With the dblock created, you can create a dset and then from the dset, you can create a dls similar to the one created above.

dsets_via_dblock = dblock.datasets(all_text_tok_chunked)
dsets_via_dblock
(#5735) [(TensorText([ 2, 12,  9, 13,  9, 14,  9, 15,  9, 16]), TensorText([9])),(TensorText([17,  9, 18,  9, 20,  9, 19,  9, 29,  9]), TensorText([30])),(TensorText([ 9, 31,  9, 32,  9, 33,  9, 34,  9, 35]), TensorText([9])),(TensorText([36,  9, 37,  9, 38,  9, 21,  9, 21, 12]), TensorText([9])),(TensorText([21, 13,  9, 21, 14,  9, 21, 15,  9, 21]), TensorText([16])),(TensorText([ 9, 21, 17,  9, 21, 18,  9, 21, 20,  9]), TensorText([21])),(TensorText([19,  9, 22,  9, 22, 12,  9, 22, 13,  9]), TensorText([22])),(TensorText([14,  9, 22, 15,  9, 22, 16,  9, 22, 17]), TensorText([9])),(TensorText([22, 18,  9, 22, 20,  9, 22, 19,  9, 23]), TensorText([9])),(TensorText([23, 12,  9, 23, 13,  9, 23, 14,  9, 23]), TensorText([15]))...]
dsets_via_dblock.show(dsets_via_dblock[0])
xxbos one , two , three , four , five
,
dls = dsets_via_dblock.dataloaders(bs=16,shuffle=False, drop_last=True)
dls.show_batch()
text text_
0 xxbos one , two , three , four , five ,
1 six , seven , eight , nine , ten , eleven
2 , twelve , thirteen , fourteen , fifteen , sixteen ,
3 seventeen , eighteen , nineteen , twenty , twenty one ,
4 twenty two , twenty three , twenty four , twenty five
5 , twenty six , twenty seven , twenty eight , twenty
6 nine , thirty , thirty one , thirty two , thirty
7 three , thirty four , thirty five , thirty six ,
8 thirty seven , thirty eight , thirty nine , forty ,

Using DataBlock -> dataloaders

Another option is to go directly from dblock to dls with dblock.dataloaders.

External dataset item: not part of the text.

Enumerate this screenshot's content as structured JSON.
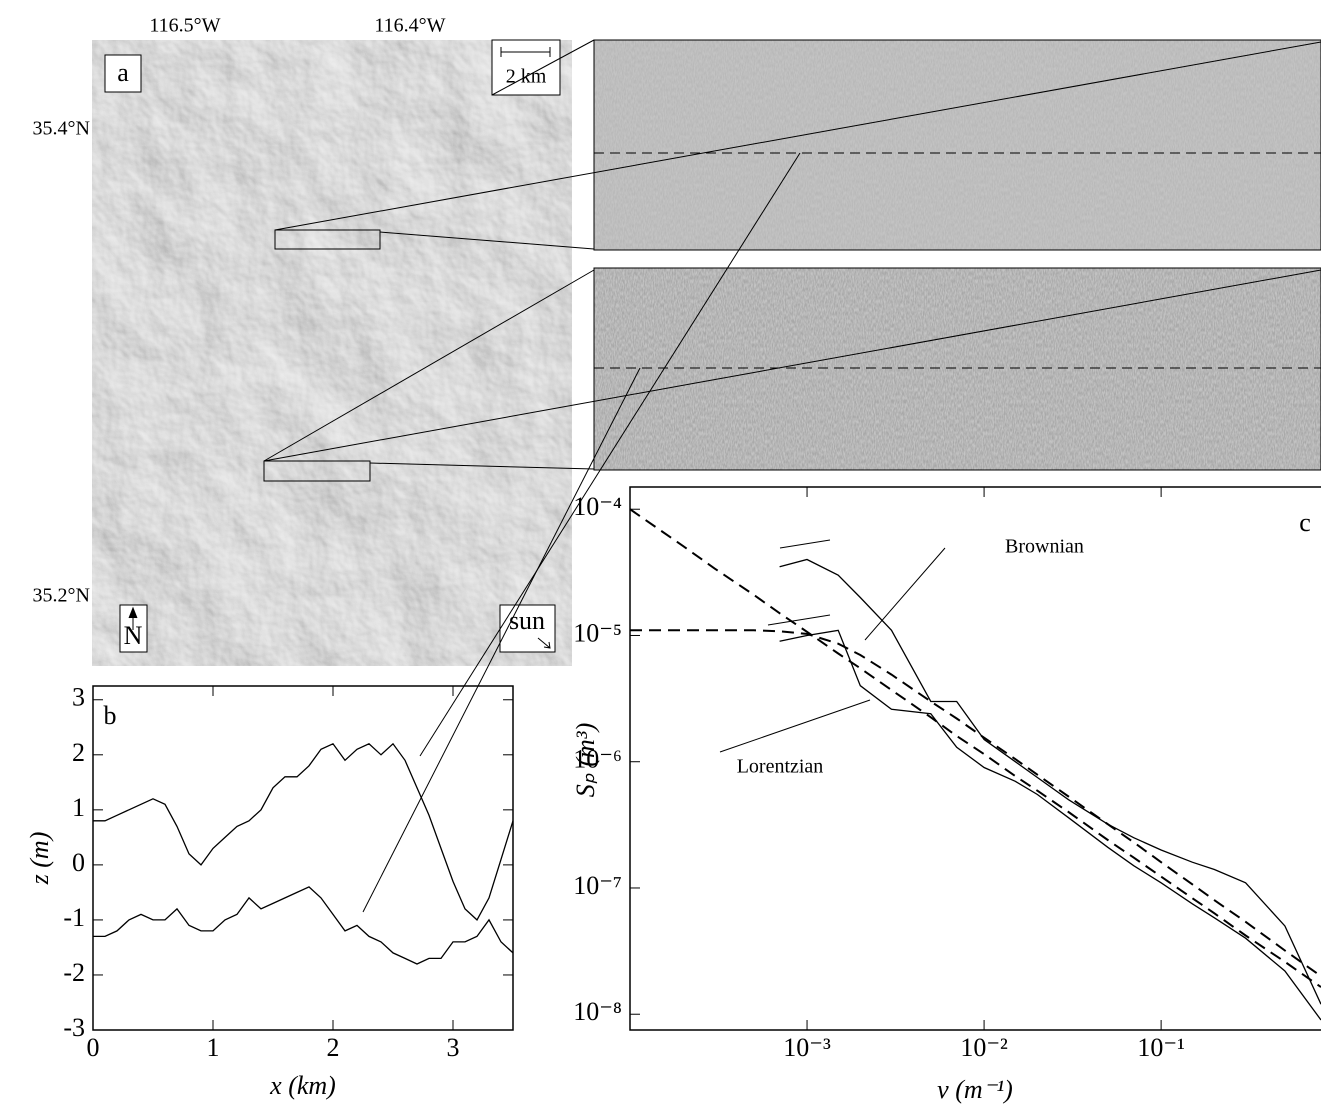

Behind the scenes this is creating a dataset as well, but it can be a cleaner looking way to handle it if you always go from dblock -> dls.

dls = dblock.dataloaders(all_text_tok_chunked, bs=16, shuffle=False, drop_last=True)
dls.show_batch()
text text_
0 xxbos one , two , three , four , five ,
1 six , seven , eight , nine , ten , eleven
2 , twelve , thirteen , fourteen , fifteen , sixteen ,
3 seventeen , eighteen , nineteen , twenty , twenty one ,
4 twenty two , twenty three , twenty four , twenty five
5 , twenty six , twenty seven , twenty eight , twenty
6 nine , thirty , thirty one , thirty two , thirty
7 three , thirty four , thirty five , thirty six ,
8 thirty seven , thirty eight , thirty nine , forty ,

Conclusion

Creating dls is an extremely important capability when using fastai because that is what a learn expects to deal with all of the data. There are many different ways to get a dls object created so this isn’t a comprehensive list, but at least shows a few ways to do the task. In a future blog post, I will be using this dls and exploring transformer models with it. Hopefully this will help others get their DLs working.

I’d like to give a special thanks to Arto for helping me get things working properly and everybody in the fastai discord channel for dealing with my questions and for creating a great community to learn with every step of the way.